Veo la masa estirarse en el molde que primero fue de mi abuela y luego de mi madre. El centro plateado como el cráter de un volcán solo extinto en apariencia. El resto es negro, quemaduras de los hornos de las casas pasadas. El gris del aluminio que alguna vez lo definió se ha perdido y ahora lo propio, es ese centro irradiante que recuerda las manos y los pasajes.

La masa crece y los dedos le dan profundidad llegando a los bordes como si fuera un oleaje que toca los pies de quien se arrima a saludar al mar. Miró los huecos pequeños, la masa de a ratos, se vuelve acanalada. Pienso si la masa y la Luna tendrán la misma superficie. Tengo facilidad para hacer asociaciones sin sentido. Pero el tema que sale del teléfono me interrumpe y vuelvo a la masa. Ya no importa si las superficies se parecen. Ya no importa mucho más que la masa que de a poco va tomando forma. Sonrío ante el acto mágico y también un poco enigmático, de la cocina.

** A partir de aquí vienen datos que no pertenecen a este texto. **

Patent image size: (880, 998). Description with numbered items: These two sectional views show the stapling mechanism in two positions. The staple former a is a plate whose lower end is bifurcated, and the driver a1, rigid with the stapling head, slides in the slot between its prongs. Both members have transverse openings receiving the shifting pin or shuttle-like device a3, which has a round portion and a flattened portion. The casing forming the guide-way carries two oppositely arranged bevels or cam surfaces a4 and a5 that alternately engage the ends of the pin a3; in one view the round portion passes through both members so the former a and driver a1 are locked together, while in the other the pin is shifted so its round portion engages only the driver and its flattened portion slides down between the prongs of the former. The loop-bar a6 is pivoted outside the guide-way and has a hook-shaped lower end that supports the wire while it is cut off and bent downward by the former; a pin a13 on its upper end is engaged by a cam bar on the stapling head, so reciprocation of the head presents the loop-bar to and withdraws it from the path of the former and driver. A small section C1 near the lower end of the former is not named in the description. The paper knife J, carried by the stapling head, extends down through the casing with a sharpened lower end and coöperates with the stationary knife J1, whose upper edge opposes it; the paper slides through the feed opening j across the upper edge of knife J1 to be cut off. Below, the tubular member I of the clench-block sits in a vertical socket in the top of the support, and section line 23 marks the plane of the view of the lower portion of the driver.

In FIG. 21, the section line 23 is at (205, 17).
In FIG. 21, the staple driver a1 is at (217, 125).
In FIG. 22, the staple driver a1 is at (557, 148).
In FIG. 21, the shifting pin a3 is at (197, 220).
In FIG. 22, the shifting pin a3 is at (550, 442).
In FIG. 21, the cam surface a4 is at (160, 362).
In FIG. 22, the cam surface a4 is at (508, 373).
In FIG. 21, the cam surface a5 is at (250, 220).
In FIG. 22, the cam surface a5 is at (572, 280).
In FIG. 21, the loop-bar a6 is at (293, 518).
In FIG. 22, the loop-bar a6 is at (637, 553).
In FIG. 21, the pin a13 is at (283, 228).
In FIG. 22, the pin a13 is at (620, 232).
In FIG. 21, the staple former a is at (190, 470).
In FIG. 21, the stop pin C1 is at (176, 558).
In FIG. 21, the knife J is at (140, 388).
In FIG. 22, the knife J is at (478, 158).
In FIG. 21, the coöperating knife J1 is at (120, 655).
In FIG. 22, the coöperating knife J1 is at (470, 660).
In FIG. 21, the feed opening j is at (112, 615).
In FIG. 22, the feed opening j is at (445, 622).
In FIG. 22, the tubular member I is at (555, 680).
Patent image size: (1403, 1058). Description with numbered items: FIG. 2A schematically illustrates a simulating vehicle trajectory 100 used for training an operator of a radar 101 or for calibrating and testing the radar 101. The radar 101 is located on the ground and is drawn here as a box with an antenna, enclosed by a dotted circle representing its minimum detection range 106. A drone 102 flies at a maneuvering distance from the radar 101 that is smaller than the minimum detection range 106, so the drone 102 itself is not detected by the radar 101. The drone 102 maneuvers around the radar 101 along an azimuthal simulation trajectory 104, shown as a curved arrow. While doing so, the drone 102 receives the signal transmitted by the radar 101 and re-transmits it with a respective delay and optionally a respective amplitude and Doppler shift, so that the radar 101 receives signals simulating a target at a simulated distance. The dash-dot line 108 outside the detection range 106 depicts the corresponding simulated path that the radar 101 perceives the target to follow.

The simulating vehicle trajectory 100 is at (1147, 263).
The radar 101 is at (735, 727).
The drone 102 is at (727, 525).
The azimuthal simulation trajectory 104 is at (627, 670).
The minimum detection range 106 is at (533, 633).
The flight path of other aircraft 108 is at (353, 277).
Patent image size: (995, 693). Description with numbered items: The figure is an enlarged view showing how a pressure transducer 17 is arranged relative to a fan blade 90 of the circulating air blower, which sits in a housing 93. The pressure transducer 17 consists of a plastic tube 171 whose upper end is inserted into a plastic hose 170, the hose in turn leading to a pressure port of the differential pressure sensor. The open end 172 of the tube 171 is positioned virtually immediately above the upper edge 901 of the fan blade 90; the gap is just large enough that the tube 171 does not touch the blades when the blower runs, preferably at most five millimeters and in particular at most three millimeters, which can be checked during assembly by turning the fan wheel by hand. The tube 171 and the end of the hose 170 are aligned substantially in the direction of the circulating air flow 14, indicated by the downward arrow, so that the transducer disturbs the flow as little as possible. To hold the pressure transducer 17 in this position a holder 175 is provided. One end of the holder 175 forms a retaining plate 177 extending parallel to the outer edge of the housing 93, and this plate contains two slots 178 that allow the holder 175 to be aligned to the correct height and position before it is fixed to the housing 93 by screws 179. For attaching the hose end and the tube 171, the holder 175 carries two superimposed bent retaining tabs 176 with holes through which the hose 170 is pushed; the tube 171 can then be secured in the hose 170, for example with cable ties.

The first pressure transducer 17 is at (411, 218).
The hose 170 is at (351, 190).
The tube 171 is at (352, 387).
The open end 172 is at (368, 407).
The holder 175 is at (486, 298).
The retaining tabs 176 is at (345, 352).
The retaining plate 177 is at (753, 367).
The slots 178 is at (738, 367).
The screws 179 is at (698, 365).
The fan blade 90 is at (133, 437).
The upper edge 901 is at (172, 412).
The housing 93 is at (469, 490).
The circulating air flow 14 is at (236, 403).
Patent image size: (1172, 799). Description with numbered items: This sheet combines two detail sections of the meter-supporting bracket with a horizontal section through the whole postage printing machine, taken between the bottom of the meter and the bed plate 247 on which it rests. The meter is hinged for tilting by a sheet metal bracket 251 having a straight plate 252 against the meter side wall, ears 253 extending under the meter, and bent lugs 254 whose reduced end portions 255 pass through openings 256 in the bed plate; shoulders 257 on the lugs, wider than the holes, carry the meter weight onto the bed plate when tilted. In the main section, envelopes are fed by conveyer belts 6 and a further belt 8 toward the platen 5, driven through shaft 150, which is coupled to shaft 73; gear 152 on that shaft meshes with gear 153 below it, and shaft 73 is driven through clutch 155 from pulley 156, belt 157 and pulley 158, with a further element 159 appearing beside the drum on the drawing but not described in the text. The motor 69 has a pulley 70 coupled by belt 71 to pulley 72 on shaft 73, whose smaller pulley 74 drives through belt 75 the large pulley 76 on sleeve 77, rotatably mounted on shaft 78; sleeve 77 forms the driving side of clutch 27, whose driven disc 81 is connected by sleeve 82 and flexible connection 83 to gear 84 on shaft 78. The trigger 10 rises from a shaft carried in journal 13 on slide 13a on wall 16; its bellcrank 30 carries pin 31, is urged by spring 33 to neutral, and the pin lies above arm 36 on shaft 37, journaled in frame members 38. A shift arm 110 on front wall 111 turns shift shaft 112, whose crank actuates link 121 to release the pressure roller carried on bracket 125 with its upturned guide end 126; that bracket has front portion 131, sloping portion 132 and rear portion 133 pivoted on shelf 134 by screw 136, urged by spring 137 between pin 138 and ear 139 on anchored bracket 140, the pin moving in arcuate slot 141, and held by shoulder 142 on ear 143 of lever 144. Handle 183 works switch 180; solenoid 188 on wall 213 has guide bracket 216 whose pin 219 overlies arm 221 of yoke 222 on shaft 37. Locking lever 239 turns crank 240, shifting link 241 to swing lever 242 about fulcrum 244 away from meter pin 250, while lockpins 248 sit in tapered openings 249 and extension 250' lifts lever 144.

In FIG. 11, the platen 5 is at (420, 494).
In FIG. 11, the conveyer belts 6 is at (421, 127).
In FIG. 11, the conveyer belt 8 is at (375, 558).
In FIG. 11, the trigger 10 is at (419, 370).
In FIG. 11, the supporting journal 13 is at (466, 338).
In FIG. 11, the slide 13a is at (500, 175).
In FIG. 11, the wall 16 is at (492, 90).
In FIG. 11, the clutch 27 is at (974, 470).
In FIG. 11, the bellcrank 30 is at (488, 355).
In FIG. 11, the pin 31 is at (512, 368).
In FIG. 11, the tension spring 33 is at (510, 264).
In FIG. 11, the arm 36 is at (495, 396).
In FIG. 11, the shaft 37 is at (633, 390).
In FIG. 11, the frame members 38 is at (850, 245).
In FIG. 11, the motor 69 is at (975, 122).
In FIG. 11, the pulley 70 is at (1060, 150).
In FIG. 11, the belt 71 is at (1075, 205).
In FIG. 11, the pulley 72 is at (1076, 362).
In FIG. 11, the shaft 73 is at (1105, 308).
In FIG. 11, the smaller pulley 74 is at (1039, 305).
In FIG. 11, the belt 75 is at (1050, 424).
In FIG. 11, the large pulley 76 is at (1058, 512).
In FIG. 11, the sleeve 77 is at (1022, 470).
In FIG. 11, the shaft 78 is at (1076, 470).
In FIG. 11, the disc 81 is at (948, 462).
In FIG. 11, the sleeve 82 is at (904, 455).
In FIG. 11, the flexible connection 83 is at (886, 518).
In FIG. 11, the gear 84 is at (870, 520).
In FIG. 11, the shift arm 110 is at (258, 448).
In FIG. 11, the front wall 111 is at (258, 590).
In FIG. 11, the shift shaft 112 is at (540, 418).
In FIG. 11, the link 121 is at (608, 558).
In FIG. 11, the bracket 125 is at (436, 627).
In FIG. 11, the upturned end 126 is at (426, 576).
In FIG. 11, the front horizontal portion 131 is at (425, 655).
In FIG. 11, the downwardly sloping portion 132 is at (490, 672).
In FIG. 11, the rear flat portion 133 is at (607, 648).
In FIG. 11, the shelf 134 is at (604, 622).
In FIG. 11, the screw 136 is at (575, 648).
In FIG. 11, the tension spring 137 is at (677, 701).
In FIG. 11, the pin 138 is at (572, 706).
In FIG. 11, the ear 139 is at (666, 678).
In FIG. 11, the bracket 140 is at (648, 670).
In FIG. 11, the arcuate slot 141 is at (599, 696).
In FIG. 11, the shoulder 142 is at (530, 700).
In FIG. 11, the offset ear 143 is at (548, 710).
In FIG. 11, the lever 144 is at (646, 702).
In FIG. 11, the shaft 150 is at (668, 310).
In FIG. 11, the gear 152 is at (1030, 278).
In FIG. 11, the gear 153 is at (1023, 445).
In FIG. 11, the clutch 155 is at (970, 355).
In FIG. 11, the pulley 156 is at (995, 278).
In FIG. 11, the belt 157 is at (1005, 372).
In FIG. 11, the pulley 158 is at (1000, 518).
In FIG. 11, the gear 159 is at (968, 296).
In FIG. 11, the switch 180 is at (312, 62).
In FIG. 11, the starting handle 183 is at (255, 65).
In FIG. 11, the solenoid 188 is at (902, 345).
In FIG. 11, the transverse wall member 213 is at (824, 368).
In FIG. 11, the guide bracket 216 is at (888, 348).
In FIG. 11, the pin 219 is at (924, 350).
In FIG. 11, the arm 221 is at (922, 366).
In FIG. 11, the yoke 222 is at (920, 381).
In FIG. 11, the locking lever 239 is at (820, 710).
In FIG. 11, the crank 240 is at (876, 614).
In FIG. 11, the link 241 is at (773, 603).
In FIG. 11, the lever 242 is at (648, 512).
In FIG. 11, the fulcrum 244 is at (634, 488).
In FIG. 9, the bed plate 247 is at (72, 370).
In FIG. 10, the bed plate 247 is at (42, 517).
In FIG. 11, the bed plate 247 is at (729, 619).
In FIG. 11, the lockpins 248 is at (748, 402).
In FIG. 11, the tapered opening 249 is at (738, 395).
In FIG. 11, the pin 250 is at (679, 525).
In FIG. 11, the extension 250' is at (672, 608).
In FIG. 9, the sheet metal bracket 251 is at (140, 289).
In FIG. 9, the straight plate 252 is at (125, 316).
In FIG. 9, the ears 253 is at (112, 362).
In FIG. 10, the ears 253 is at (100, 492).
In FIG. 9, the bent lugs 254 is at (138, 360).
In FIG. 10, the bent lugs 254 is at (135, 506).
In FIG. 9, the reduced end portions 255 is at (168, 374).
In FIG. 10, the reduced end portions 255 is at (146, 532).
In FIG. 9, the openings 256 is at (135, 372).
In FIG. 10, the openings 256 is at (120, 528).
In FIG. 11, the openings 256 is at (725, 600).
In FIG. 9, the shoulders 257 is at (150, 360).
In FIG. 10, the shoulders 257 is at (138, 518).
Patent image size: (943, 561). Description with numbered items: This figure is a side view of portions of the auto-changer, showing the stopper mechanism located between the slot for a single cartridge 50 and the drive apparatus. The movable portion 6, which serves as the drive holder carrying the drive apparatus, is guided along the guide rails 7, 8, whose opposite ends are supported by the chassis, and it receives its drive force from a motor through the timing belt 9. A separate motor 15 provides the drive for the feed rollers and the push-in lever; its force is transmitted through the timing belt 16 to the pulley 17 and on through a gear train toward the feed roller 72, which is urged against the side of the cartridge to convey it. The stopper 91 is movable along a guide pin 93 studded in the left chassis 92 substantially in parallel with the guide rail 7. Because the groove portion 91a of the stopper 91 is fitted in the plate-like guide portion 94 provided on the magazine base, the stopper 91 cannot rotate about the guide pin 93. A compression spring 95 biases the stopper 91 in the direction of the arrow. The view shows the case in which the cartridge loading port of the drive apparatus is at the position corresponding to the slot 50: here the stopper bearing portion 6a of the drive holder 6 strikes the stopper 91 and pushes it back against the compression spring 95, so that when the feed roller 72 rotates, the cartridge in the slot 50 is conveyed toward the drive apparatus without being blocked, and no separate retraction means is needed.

En un gesto que yo sé fingido, miro como si quisiera aprender a amasar. Hago de cuenta que presto atención pero, en realidad, solo guardo esta foto mental con la mayor nitidez posible para poder revelarla una y otra vez cuando la comida y la situación, ya se hayan desvanecido.

Siempre me he resistido a aprender ciertas recetas. Porque eso me resguarda de cocinar en soledad. Mientras no las aprenda, puedo invitar a cocinar a quien sí las sabe. Disfruto mi posición de intermitente espectadora porque creo que cocinar en la presencia de otrx o con otrx inaugura un acontecimiento pequeño, efímero e irrepetible que exige presencia. Presencia para saber hasta cuándo y qué poner, qué tiempo, qué consistencia, cuándo el humo o el aroma que sale de la olla, anuncia que ya está la salsa. Ante la invitación a ser parte de esos rituales, mi compañía es casi imperceptible, como si fuese música de fondo: alcanzo algún utensilio, lavo lo que se va ensuciando, doy charla o preparo algún aperitivo. Me gusta ser una observadora y ver el estado meditativo de quien cocina, cómo dialoga con los condimentos e ingredientes en un proceso alquímico. Un acto que solo en apariencia es mecánico.

Cada vez que alguien me invita a comer o que se interesa por cocinar en mi casa, yo leo allí una tremenda declaración de amor: un tiempo dado, donado que no persigue otra cosa que la entrega. Un acto de puro presente fuera del tiempo en el que quien cocina y quien observa, nos entregamos a la creación sensorial sin palabras, sin preámbulos. Un estado primario que volvemos a visitar. Un lugar para habitar en el conocimiento sensitivo del cuerpo.

El acto de cocinar no responde a resolver una mera necesidad orgánica de supervivencia. Comer se resuelve con poco. Cocinar es otra forma del amor. Un “hacer el amor, tejer redes, cuidados”.

El otro día mientras la cuchara arrastraba los pedacitos de naranja que después serían mermelada, recordé lo que me había enseñado un ex suegro: “Prendé siempre la hornalla baja, despacio. Hay tiempo para subir el fuego. Paciencia, hija. No apures nada. Tampoco la comida”.